Television advertising revenue in the U.S. is expected to grow at a slow 1.3% annual rate to $74.9 billion in 2022 after a dip in 2017, according to a new forecast by PwC.
In its global Entertainment and Media Outlook report, PwC notes that “as audiences continue to shift to digital and advertisers pursue more multichannel campaigns, there is a need to develop new TV ad formats that are more likely to catch and keep viewers’ attention.”
Ad revenue fell to $70 billion in 2017, a year without spending on the Olympics or a Presidential election.
But PwC says that TV remains a premiere advertising destination for advertisers. It is the primary vehicle for new product launches and for mass audience appeal.
The outlook is less rosy for subscription revenues. PwC says subscription TV revenue in the U.S. was down 1.9% to $98.9 billion in 2017 and will contract at a compounded annual rate of 1.3% through 2022 to $92 billion.

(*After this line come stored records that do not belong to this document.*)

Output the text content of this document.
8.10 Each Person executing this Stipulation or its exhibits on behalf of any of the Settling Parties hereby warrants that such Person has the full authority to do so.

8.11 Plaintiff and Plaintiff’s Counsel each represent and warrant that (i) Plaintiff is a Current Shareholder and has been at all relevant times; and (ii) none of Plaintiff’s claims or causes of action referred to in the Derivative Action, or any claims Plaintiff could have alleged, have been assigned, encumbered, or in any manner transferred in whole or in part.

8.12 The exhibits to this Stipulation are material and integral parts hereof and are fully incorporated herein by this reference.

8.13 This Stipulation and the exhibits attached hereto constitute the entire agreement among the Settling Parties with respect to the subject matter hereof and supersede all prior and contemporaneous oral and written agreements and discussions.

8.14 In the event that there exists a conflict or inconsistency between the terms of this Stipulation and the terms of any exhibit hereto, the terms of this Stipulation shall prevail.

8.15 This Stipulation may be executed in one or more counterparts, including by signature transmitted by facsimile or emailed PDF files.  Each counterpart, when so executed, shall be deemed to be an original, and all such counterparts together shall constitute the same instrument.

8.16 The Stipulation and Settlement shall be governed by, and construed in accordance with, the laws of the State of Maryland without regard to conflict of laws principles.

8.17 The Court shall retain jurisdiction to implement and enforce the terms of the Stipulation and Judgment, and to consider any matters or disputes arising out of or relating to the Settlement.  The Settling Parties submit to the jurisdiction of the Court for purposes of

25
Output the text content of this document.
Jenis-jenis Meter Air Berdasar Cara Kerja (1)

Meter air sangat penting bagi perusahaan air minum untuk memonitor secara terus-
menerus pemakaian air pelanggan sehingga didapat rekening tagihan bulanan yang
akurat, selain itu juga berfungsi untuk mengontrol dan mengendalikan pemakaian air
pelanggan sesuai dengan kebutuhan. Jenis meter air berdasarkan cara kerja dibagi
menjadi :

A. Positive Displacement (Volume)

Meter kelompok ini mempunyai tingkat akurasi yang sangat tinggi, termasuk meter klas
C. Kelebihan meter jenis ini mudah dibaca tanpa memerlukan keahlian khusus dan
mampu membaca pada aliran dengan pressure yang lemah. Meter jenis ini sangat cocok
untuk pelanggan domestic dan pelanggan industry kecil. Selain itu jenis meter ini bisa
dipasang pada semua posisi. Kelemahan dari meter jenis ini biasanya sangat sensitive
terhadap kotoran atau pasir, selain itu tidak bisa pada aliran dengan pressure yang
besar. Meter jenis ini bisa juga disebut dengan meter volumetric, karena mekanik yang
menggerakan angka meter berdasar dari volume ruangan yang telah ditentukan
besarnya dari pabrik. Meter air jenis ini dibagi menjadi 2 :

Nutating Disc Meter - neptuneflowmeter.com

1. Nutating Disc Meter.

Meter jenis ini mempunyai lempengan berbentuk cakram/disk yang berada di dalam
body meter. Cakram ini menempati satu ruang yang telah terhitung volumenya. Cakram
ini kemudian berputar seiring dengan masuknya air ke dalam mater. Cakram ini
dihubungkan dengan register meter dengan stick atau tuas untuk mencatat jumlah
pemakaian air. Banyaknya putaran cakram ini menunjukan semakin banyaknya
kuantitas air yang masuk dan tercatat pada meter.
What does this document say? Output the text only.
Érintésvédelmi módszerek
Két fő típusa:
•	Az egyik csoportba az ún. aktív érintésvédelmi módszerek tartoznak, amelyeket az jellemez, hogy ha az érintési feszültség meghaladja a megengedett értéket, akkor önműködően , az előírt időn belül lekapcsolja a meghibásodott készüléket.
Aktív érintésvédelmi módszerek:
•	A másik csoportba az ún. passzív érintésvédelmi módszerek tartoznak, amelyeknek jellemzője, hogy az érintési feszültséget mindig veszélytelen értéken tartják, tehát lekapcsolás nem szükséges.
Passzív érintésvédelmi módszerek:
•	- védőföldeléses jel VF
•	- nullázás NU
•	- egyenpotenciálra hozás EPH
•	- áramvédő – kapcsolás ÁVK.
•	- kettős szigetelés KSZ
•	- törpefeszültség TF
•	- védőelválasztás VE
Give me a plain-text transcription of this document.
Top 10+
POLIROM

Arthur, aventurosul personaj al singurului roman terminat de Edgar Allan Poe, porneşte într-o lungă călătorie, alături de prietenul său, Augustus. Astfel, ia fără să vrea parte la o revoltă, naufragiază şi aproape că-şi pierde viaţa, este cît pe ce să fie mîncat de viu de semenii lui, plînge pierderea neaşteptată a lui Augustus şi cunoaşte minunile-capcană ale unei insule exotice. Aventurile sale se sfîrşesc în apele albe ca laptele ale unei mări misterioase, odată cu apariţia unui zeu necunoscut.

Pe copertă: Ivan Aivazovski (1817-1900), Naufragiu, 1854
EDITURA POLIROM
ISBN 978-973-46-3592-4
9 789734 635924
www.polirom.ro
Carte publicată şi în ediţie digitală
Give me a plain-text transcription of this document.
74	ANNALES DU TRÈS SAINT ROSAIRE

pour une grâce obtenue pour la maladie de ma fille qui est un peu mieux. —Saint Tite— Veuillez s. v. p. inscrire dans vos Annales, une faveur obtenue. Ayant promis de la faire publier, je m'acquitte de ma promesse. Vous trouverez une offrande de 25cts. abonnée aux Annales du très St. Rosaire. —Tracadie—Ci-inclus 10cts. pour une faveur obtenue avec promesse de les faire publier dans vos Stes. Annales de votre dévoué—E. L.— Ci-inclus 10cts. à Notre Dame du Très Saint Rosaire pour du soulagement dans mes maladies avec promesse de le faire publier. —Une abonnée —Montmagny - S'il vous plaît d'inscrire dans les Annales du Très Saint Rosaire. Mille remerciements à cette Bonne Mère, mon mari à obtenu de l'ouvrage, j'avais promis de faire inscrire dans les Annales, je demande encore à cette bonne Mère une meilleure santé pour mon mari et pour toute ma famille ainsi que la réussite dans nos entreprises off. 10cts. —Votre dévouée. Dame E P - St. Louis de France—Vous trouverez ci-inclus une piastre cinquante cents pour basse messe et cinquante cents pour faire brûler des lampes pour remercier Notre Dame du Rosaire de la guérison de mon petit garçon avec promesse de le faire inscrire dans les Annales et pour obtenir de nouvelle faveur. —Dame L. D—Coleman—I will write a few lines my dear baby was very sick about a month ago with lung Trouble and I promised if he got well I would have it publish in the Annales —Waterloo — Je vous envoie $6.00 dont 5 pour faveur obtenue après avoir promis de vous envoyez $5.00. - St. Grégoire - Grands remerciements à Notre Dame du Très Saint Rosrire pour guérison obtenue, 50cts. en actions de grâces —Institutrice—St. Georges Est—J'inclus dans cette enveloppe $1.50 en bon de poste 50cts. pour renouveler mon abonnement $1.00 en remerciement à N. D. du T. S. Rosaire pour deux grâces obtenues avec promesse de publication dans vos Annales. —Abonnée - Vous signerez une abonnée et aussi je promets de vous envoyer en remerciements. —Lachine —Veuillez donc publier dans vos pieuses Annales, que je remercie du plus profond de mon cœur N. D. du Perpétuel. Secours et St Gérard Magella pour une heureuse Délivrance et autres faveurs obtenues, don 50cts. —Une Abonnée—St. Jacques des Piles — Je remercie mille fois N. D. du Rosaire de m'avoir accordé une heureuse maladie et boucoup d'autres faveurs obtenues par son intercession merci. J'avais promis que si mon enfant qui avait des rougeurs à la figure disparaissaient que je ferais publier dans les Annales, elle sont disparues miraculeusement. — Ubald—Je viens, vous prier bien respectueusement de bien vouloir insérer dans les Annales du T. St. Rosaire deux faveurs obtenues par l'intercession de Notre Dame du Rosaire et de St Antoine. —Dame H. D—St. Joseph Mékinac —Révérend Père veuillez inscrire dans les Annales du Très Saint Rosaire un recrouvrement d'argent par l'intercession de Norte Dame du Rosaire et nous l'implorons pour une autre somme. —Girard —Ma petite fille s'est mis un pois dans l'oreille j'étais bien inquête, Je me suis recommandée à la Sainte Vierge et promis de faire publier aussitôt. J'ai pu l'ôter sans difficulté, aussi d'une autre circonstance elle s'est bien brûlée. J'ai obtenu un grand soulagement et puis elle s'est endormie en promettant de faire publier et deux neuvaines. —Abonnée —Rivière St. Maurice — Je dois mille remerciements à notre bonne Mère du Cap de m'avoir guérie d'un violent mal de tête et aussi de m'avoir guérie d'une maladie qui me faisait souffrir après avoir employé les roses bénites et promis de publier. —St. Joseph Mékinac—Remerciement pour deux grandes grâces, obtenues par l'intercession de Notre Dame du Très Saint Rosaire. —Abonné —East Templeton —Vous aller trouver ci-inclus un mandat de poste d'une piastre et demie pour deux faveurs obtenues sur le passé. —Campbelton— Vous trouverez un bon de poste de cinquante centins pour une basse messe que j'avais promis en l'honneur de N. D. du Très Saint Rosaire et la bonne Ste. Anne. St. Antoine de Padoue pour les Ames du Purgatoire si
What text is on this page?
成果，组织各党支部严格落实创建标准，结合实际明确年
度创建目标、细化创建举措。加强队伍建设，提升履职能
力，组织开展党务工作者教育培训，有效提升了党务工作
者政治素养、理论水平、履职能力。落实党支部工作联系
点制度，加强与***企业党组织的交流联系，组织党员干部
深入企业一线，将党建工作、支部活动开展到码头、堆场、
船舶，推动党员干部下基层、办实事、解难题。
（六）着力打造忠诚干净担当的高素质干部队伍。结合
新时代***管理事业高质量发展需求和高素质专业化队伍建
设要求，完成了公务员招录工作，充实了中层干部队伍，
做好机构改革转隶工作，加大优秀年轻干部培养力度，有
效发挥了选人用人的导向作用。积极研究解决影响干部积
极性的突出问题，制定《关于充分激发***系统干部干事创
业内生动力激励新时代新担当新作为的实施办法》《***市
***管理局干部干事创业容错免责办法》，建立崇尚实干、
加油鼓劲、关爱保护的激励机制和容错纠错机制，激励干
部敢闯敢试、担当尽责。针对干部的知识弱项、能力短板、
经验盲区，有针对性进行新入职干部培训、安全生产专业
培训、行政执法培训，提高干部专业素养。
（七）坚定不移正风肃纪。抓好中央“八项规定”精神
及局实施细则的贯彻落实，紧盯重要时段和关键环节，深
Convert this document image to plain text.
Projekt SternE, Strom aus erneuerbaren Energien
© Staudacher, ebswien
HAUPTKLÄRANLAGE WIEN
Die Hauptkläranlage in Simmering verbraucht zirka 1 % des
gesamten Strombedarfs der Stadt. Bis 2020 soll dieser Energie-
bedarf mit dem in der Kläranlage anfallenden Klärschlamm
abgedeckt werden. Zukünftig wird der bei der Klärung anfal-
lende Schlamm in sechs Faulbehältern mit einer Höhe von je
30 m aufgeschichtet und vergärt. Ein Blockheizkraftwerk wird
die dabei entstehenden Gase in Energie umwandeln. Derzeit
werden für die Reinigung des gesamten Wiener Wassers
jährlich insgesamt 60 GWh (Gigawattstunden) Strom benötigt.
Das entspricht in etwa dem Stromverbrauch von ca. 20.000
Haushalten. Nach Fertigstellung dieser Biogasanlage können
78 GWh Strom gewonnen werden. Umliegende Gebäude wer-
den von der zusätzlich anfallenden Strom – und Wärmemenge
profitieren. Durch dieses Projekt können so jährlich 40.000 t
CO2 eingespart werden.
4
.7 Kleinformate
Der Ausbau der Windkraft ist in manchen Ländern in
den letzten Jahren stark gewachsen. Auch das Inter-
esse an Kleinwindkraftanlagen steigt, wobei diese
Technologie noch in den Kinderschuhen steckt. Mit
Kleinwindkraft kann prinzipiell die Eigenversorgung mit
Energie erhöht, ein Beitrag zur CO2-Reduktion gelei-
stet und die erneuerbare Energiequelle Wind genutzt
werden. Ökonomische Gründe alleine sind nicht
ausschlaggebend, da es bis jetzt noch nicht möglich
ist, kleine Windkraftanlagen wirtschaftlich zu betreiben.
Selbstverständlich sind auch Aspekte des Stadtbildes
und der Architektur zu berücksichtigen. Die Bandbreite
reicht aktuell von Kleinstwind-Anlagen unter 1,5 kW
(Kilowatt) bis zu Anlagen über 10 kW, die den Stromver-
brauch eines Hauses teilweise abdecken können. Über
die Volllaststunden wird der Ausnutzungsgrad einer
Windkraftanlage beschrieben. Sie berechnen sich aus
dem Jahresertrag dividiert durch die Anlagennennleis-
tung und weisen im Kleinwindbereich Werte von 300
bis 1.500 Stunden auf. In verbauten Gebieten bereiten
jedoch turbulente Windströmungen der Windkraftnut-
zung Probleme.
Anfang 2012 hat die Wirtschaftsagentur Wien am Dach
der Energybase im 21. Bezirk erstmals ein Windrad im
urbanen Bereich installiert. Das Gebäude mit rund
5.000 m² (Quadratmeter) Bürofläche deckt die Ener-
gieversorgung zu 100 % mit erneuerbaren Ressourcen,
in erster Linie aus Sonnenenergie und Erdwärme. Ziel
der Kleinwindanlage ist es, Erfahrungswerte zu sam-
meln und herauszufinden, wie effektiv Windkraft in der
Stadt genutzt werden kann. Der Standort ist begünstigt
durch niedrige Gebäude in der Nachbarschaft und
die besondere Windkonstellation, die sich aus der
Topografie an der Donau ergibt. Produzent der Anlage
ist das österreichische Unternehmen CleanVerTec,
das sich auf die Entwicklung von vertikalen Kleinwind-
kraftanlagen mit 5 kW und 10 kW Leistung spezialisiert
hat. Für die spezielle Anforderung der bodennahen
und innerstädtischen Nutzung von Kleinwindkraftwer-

This forecast represents our core scenario: one of ongoing, but less-than-precipitous, decline for the traditional pay-TV sector,” the PwC report says. “But there is no doubt that the traditional pay-TV market is approaching a near-term tipping point, where it must continue the process it has already put in play – to reinvent itself with the introduction of next-generation platforms, wholesale or retail opportunities, video consumption anchored to the broadband product in the home, aggregation capabilities and on-the-go alternatives.”